Everything Palestinians lack.
So the year Masoud leaves West Bank - never dreaming, at the time, he won't return in his father's lifetime - Mohammad plants an olive orchard for his son. Each time the son phones home, the banter revolves around the olive orchard.
"So," the father would begin, "Mr. Agricultural Economist. Mr. Cash Crop. Wait until you come and see my babies. You don't know the value of the olive tree."
Masoud, like many of his siblings, has to make a choice. Once he has lived outside the Israeli-occupied West Bank for six years, according to separation laws, he loses his residency and his right to travel to the West Bank.
He is stateless, a man without a country. The United States is his refuge.
Here, however, his academic major is not the sensible choice it would have been in West Bank, so he goes into the restaurant business.
Annah gets her master's in vocational education and focuses on raising the children full-time.
Likewise, Masoud's life consists mainly of - life. There is his oldest son Layth's soccer game, good enough that they named the restaurant's bestselling dish No. 9, after his jersey.
Younger Nora and Adam settle in at New Garden Friends School. Annah's organic cooking gains a following at the market.
And when the next-to-the-worst happens - 9/11 - people reach out to them, just the way a town, in theory, is supposed to. Take care of Greensboro, Greensboro takes care of you.
In Masoud and Annah's case, it was to be. Not only when a far-off black cloud like 9/11 appears. But when one parks itself over your house.
Which leads us back to Baptist, and a room full of flowers, where Masoud is in for several surprises.
* * *
The first goes without saying. Masoud lives to tell the tale, and not just in a sound bite about Gaza Strip.

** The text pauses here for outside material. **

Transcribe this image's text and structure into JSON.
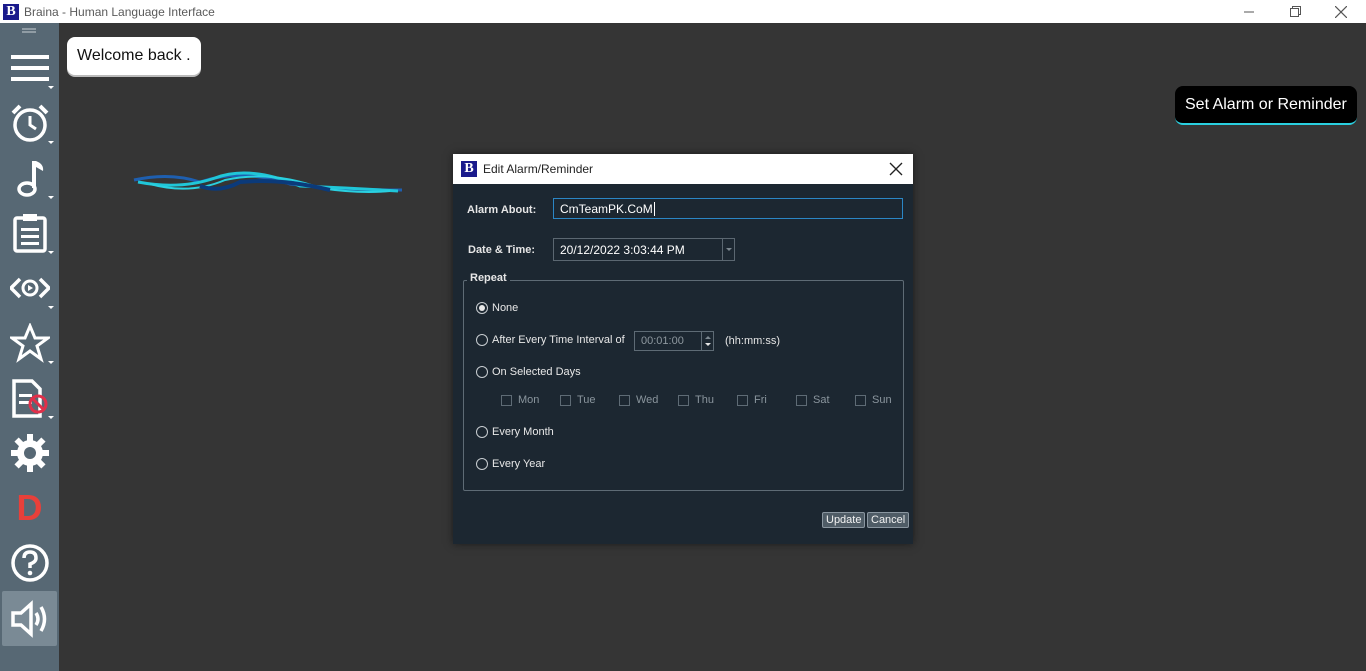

The second surprise? People across Greensboro - Muslim, Christian, Jew, whatever, have all this time been praying for him, cutting his grass, bringing meals.
Third? The restaurant does fine in his and Annah's long absence. The employees rally, and customers such as Pam DeBerry, today a part-time worker, show up unannounced to work for free.

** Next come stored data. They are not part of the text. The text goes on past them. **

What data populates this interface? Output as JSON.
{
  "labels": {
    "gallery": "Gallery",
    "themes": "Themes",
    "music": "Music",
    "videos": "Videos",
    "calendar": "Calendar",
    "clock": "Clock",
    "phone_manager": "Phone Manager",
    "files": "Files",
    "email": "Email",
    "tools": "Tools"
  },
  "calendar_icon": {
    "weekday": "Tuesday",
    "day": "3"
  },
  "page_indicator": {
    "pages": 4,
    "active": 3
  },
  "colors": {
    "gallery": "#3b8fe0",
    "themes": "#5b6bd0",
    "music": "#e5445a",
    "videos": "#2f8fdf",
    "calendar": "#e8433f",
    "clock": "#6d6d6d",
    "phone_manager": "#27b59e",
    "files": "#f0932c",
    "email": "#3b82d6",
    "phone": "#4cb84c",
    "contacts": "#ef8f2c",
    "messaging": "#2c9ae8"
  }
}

"She said, 'This is for Masoud,'" Annah recalls. "I get goosebumps. It really showed us the city."
The final surprise just this month came in the mail, after his Dec. 17 swearing in, in Charlotte, as a U.S. citizen. It's a passport.
He can now travel to West Bank - roundtrip - and see his brothers and sisters, cousins, aunts and uncles who are still alive.

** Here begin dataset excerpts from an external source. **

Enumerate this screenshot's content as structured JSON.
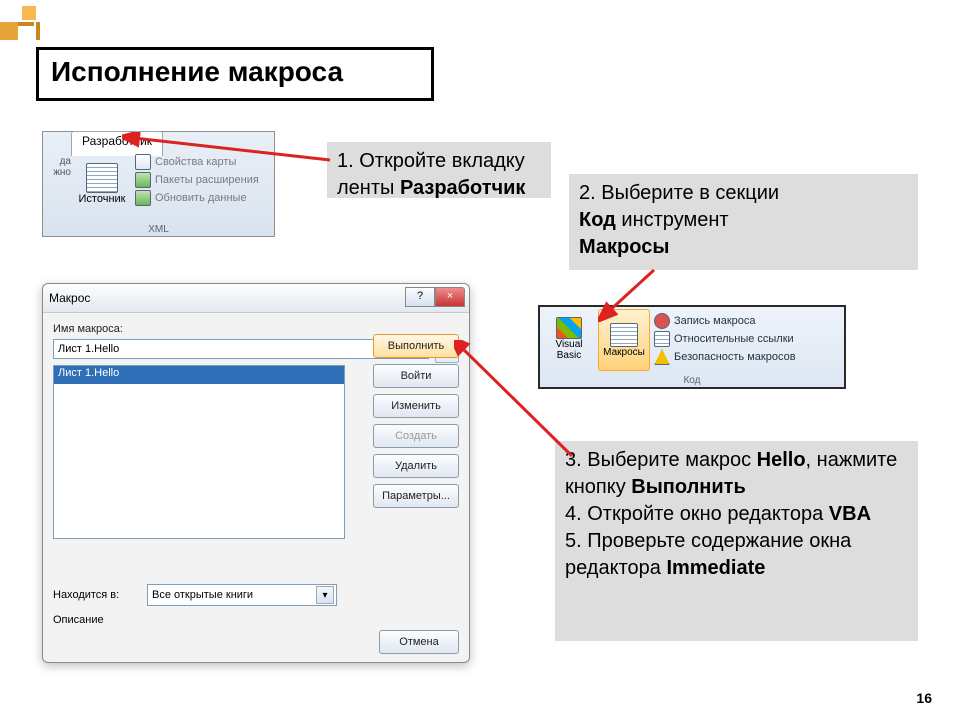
{
  "title": "Исполнение макроса",
  "page_number": "16",
  "callouts": {
    "step1_a": "1. Откройте вкладку",
    "step1_b": "ленты ",
    "step1_bold": "Разработчик",
    "step2_a": "2. Выберите в секции ",
    "step2_b1": "Код",
    "step2_c": " инструмент ",
    "step2_b2": "Макросы",
    "step3_a": "3. Выберите макрос ",
    "step3_b1": "Hello",
    "step3_c": ", нажмите кнопку ",
    "step3_b2": "Выполнить",
    "step4": "4. Откройте окно редактора ",
    "step4_b": "VBA",
    "step5_a": "5. Проверьте  содержание окна редактора ",
    "step5_b": "Immediate"
  },
  "ribbon1": {
    "tab": "Разработчик",
    "left_partial1": "да",
    "left_partial2": "жно",
    "source_btn": "Источник",
    "item1": "Свойства карты",
    "item2": "Пакеты расширения",
    "item3": "Обновить данные",
    "group": "XML"
  },
  "ribbon2": {
    "vb_line1": "Visual",
    "vb_line2": "Basic",
    "macros": "Макросы",
    "rec": "Запись макроса",
    "rel": "Относительные ссылки",
    "sec": "Безопасность макросов",
    "group": "Код"
  },
  "dialog": {
    "title": "Макрос",
    "name_label": "Имя макроса:",
    "name_value": "Лист 1.Hello",
    "list_item": "Лист 1.Hello",
    "btn_run": "Выполнить",
    "btn_step": "Войти",
    "btn_edit": "Изменить",
    "btn_create": "Создать",
    "btn_delete": "Удалить",
    "btn_options": "Параметры...",
    "loc_label": "Находится в:",
    "loc_value": "Все открытые книги",
    "desc_label": "Описание",
    "btn_cancel": "Отмена",
    "help_symbol": "?",
    "close_symbol": "×",
    "combo_arrow": "▾"
  }
}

And at last, beneath the hills where he last stood in 1983, Masoud will get to see the twisting branches of the olive trees his father needled him about for so long.
This last surprise, the sweetest. What more to tell? Only where he got the name of his restaurant, Zaytoon. What does it mean?
"Olives," he says. "You see? Olives are everything. My father was right. I am my father's son."